Hanya saja, pendapat tersebut sangat terbuka untuk diperdebatkan. Dalam hal ini, Anies diharapkan untuk tidak menerima begitu saja saran JK.
Kondisi saat SBY memilih Budiono, tentu berbeda dengan situasi sekarang saat Anies berjuang untuk bisa bertarung di Pilpres 2024.Â
Ketika itu SBY demikian kuat, karena posisinya sudah incumbent (petahana).
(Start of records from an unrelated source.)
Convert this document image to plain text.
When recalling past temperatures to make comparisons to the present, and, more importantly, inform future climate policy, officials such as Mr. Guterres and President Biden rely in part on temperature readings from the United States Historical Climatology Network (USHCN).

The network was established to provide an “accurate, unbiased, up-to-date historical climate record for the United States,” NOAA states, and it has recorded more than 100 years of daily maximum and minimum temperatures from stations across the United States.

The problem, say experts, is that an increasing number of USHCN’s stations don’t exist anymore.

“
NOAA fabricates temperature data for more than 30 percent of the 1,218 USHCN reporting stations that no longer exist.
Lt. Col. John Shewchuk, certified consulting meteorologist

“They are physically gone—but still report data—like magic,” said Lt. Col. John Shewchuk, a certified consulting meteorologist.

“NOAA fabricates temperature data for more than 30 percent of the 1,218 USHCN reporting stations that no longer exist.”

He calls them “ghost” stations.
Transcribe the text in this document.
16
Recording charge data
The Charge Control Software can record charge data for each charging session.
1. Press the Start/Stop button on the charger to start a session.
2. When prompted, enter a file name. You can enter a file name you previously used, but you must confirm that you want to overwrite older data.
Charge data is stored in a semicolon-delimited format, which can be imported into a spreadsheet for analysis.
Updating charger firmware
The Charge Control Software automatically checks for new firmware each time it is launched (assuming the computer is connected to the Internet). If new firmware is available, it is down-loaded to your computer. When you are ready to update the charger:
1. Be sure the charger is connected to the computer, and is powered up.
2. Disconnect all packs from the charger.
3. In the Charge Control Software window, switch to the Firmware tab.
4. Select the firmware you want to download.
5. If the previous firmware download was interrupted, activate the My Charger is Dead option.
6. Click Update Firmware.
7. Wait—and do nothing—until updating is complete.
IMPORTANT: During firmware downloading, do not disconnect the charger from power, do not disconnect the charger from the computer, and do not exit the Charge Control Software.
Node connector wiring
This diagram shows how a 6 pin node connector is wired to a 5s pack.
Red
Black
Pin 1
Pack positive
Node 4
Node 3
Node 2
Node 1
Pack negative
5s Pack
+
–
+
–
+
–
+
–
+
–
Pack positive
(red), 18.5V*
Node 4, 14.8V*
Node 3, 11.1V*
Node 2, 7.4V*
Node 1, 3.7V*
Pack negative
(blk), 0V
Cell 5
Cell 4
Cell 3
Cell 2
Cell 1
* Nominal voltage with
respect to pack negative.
Jadi, yang dilihat pemilih adalah SBY yang telah sukses pada periode pertama bersama JK.
Rasa-rasanya, siapapun yang digandeng SBY (meski tokoh yang biasa-biasa saja tanpa elektabilitas tinggi), peluang beliau terpilih kembali cukup besar.Â
Begitu pula saat Jokowi menggandeng Ma'ruf Amin, juga berstatus petahana. Mungkin banyak yang kaget kok Jokowi memilih Ma'ruf Amin.
Tapi, barangkali logikanya karena ingin merebut suara kalangan NU yang banyak jumlahnya, sekaligus meredam pesaing beliau Prabowo-Sandiaga yang didukung sebagian ormas Islam.
Namun, perlu ditekankan bahwa pada periode pertama kepemimpinan, sebaiknya menggandeng cawapres yang kuat. Makanya SBY dan juga Jokowi menggandeng JK.
Tapi ada konsekuensinya, yakni munculnya "matahari kembar", sehingga untuk periode kedua cukup mencari tokoh yang tidak begitu kuat.
Memang pelik, tapi mau tak mau Anies perlu punya pendamping yang disepakati bersama Nasdem, Demokrat dan PKS.
Memilih salah satu, AHY atau Ahmad Heryawan, bisa jadi bukan keputusan yang tepat, karena membuat salah satu pihak mungkin batal bergabung dalam koalisi.
Jika yang dimaksud JK sebagai tokoh yang tak populer tapi berpengalaman adalah Khofifah Indarparawansa yang sekarang menjadi Gubernur Jawa Timur, rasanya memang layak.